No. 3: Fuel your body with nutrients
You know how Snickers says, “You’re not you when you’re hungry”? Well, they have a point. Part of mindfulness is tuning inwards to notice and acknowledge how your body feels and what you put in it. And when you feel hungry, you can continue your mindfulness practice into mindful eating to fuel your body with nutrients.

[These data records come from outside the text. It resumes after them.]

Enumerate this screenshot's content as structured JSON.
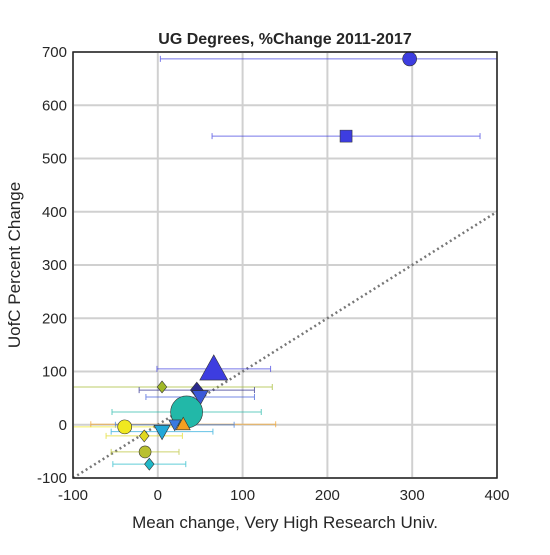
{
  "chart_data": {
    "type": "scatter",
    "title": "UG Degrees, %Change 2011-2017",
    "x_label": "Mean change, Very High Research Univ.",
    "y_label": "UofC Percent Change",
    "xlim": [
      -100,
      400
    ],
    "ylim": [
      -100,
      700
    ],
    "xticks": [
      -100,
      0,
      100,
      200,
      300,
      400
    ],
    "yticks": [
      -100,
      0,
      100,
      200,
      300,
      400,
      500,
      600,
      700
    ],
    "grid": true,
    "x": [
      297,
      222,
      66,
      5,
      46,
      50,
      34,
      5,
      30,
      20,
      -39,
      -16,
      -15,
      -10
    ],
    "y": [
      687,
      542,
      105,
      71,
      65,
      52,
      24,
      -13,
      1,
      0,
      -4,
      -21,
      -51,
      -74
    ],
    "xerr": [
      294,
      158,
      67,
      130,
      68,
      64,
      88,
      60,
      109,
      70,
      65,
      45,
      40,
      43
    ],
    "markers": [
      "circle",
      "square",
      "triangle-up",
      "diamond",
      "diamond",
      "triangle-down",
      "circle",
      "triangle-down",
      "triangle-up",
      "triangle-down",
      "circle",
      "diamond",
      "circle",
      "diamond"
    ],
    "colors": [
      "#3d3de0",
      "#3d3de0",
      "#3d3de0",
      "#a0b828",
      "#2a2a8c",
      "#3a58d8",
      "#22b8a8",
      "#22a8d8",
      "#f4a020",
      "#3a7ae0",
      "#f0e820",
      "#e0d820",
      "#b8c030",
      "#20b8c8"
    ],
    "sizes": [
      7,
      6,
      14,
      6,
      8,
      8,
      16,
      8,
      7,
      6,
      7,
      6,
      6,
      6
    ]
  }
}
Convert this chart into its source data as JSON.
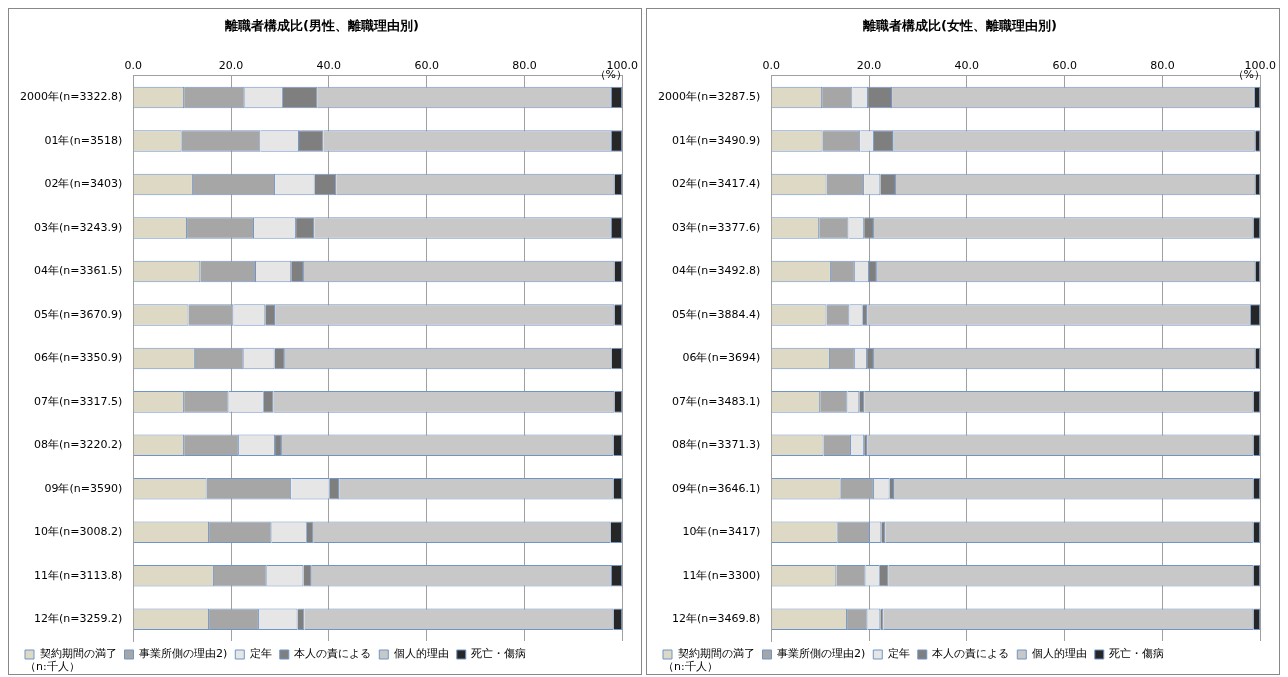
{
  "chart_data": [
    {
      "type": "bar",
      "orientation": "horizontal",
      "stacked": true,
      "title": "離職者構成比(男性、離職理由別)",
      "annotations": [
        "（%）",
        "（n:千人）"
      ],
      "categories": [
        "2000年(n=3322.8)",
        "01年(n=3518)",
        "02年(n=3403)",
        "03年(n=3243.9)",
        "04年(n=3361.5)",
        "05年(n=3670.9)",
        "06年(n=3350.9)",
        "07年(n=3317.5)",
        "08年(n=3220.2)",
        "09年(n=3590)",
        "10年(n=3008.2)",
        "11年(n=3113.8)",
        "12年(n=3259.2)"
      ],
      "series": [
        {
          "name": "契約期間の満了",
          "color": "#ddd9c4",
          "values": [
            10.4,
            9.9,
            12.2,
            11.0,
            13.7,
            11.3,
            12.6,
            10.4,
            10.4,
            15.0,
            15.5,
            16.5,
            15.5
          ]
        },
        {
          "name": "事業所側の理由2)",
          "color": "#a6a6a6",
          "values": [
            12.4,
            16.1,
            16.8,
            13.7,
            11.4,
            9.2,
            10.0,
            9.1,
            11.2,
            17.3,
            12.8,
            10.8,
            10.2
          ]
        },
        {
          "name": "定年",
          "color": "#e6e6e6",
          "values": [
            7.8,
            7.9,
            8.1,
            8.6,
            7.2,
            6.5,
            6.3,
            7.2,
            7.4,
            7.9,
            7.2,
            7.5,
            7.9
          ]
        },
        {
          "name": "本人の責による",
          "color": "#7f7f7f",
          "values": [
            7.1,
            5.0,
            4.4,
            3.7,
            2.6,
            2.0,
            2.1,
            2.0,
            1.4,
            1.9,
            1.4,
            1.7,
            1.4
          ]
        },
        {
          "name": "個人的理由",
          "color": "#c8c8c8",
          "values": [
            60.2,
            59.0,
            56.9,
            60.9,
            63.5,
            69.4,
            66.8,
            69.7,
            67.8,
            56.1,
            60.7,
            61.4,
            63.2
          ]
        },
        {
          "name": "死亡・傷病",
          "color": "#262626",
          "values": [
            2.1,
            2.1,
            1.6,
            2.1,
            1.6,
            1.6,
            2.2,
            1.6,
            1.8,
            1.8,
            2.4,
            2.1,
            1.8
          ]
        }
      ],
      "xlim": [
        0,
        100
      ],
      "xticks": [
        {
          "value": 0,
          "label": "0.0"
        },
        {
          "value": 20,
          "label": "20.0"
        },
        {
          "value": 40,
          "label": "40.0"
        },
        {
          "value": 60,
          "label": "60.0"
        },
        {
          "value": 80,
          "label": "80.0"
        },
        {
          "value": 100,
          "label": "100.0"
        }
      ],
      "grid": "x",
      "legend": "bottom"
    },
    {
      "type": "bar",
      "orientation": "horizontal",
      "stacked": true,
      "title": "離職者構成比(女性、離職理由別)",
      "annotations": [
        "（%）",
        "（n:千人）"
      ],
      "categories": [
        "2000年(n=3287.5)",
        "01年(n=3490.9)",
        "02年(n=3417.4)",
        "03年(n=3377.6)",
        "04年(n=3492.8)",
        "05年(n=3884.4)",
        "06年(n=3694)",
        "07年(n=3483.1)",
        "08年(n=3371.3)",
        "09年(n=3646.1)",
        "10年(n=3417)",
        "11年(n=3300)",
        "12年(n=3469.8)"
      ],
      "series": [
        {
          "name": "契約期間の満了",
          "color": "#ddd9c4",
          "values": [
            10.4,
            10.5,
            11.3,
            9.8,
            12.2,
            11.3,
            12.0,
            10.0,
            10.7,
            14.2,
            13.6,
            13.3,
            15.5
          ]
        },
        {
          "name": "事業所側の理由2)",
          "color": "#a6a6a6",
          "values": [
            6.2,
            7.7,
            7.7,
            6.0,
            4.9,
            4.7,
            5.1,
            5.6,
            5.6,
            6.8,
            6.6,
            6.0,
            4.2
          ]
        },
        {
          "name": "定年",
          "color": "#e6e6e6",
          "values": [
            3.2,
            2.8,
            3.3,
            3.2,
            2.9,
            2.7,
            2.5,
            2.4,
            2.7,
            3.2,
            2.3,
            2.9,
            2.6
          ]
        },
        {
          "name": "本人の責による",
          "color": "#7f7f7f",
          "values": [
            4.9,
            3.9,
            3.2,
            2.0,
            1.6,
            0.9,
            1.4,
            1.0,
            0.6,
            0.9,
            0.8,
            1.8,
            0.6
          ]
        },
        {
          "name": "個人的理由",
          "color": "#c8c8c8",
          "values": [
            74.2,
            74.1,
            73.5,
            77.6,
            77.4,
            78.5,
            78.0,
            79.6,
            79.0,
            73.5,
            75.3,
            74.6,
            75.7
          ]
        },
        {
          "name": "死亡・傷病",
          "color": "#262626",
          "values": [
            1.1,
            1.0,
            1.0,
            1.4,
            1.0,
            1.9,
            1.0,
            1.4,
            1.4,
            1.4,
            1.4,
            1.4,
            1.4
          ]
        }
      ],
      "xlim": [
        0,
        100
      ],
      "xticks": [
        {
          "value": 0,
          "label": "0.0"
        },
        {
          "value": 20,
          "label": "20.0"
        },
        {
          "value": 40,
          "label": "40.0"
        },
        {
          "value": 60,
          "label": "60.0"
        },
        {
          "value": 80,
          "label": "80.0"
        },
        {
          "value": 100,
          "label": "100.0"
        }
      ],
      "grid": "x",
      "legend": "bottom"
    }
  ]
}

Now, I don’t know about you, but eating can feel like a chore sometimes. But that’s where mindful eating comes in handy. Mindful eating is the act of paying attention to what we’re eating, without judgement, to fully experience the joys of food. Here are some ways to incorporate mindful eating into your life:
- Eat the rainbow and recognize how the colors in your meal engage your senses
- Learn to love the repetition—aka the “wax on, wax off” of cooking—and appreciate the little wonders it takes to prepare a meal
- Be one with your body and notice how your tummy grumbles or your mouth waters as you anxiously wait to devour your culinary creation
- Find your flow in the kitchen and enjoy the process of skill-building in the kitchen
- Take time to enjoy your meal—chew slowly, smell the aromas, taste the nuances of the flavors
Eating mindfully helps take some of the chore out of cooking and allows you to appreciate every step of the process. Plus, mindful eating can also help promote better digestion, keep you full by eating less, and influence wiser food choices for the future!
No. 4: Take a break between assignments
As a travel nurse or allied health traveler, you’re constantly on the move, ready for your next travel adventure. That’s why it’s so crucial for you to schedule breaks in between assignments to check in with yourself, relax, and recharge before your next travel job. Taking time off and giving yourself a break helps increase mindfulness because it helps reset your mind and allows you to turn off autopilot. As Donna and Tom from “Parks and Rec” say, “Treat yo’self.”
You spend a lot, if not most, of your time tending to others. So now it’s your turn to give yourself some TLC! Of course, what that looks like depends on you—maybe you want to go back home to visit family, travel for funsies, or treat yourself to a staycation. Whatever you do, just make sure you do it for you.
The best part is as a Fusion Medical Staffing traveler, you’re entitled to 40 hours of paid time-off (PTO) for every 1,560 hours worked! That means your finances don’t need to suffer because you had to take an unpaid vacation. Plus, as you know, if you take too much time off as a traveler, you could forfeit benefits like health insurance, depending on the health insurance plan. However, Fusion travelers have 26 glorious days of freedom before you have to get back to the grind or suffer the consequences of losing benefits. So, what are you waiting for? Give yourself a break and enjoy some you time. You earned it.
Living mindfully requires practice, so don’t expect to see major changes overnight. Instead, by practicing mindfulness techniques, you may notice gradual changes over time to your mental health, mood regulation, and more. To measure how many times a day you’re in a mindful state, use the Mindful Attention Awareness Score (MAAS) and see where you stand—the higher the score, the greater your ability to be mindful. If you didn’t score as high as you would’ve liked, use this helpful guide to be more intentional and mindful in your everyday life!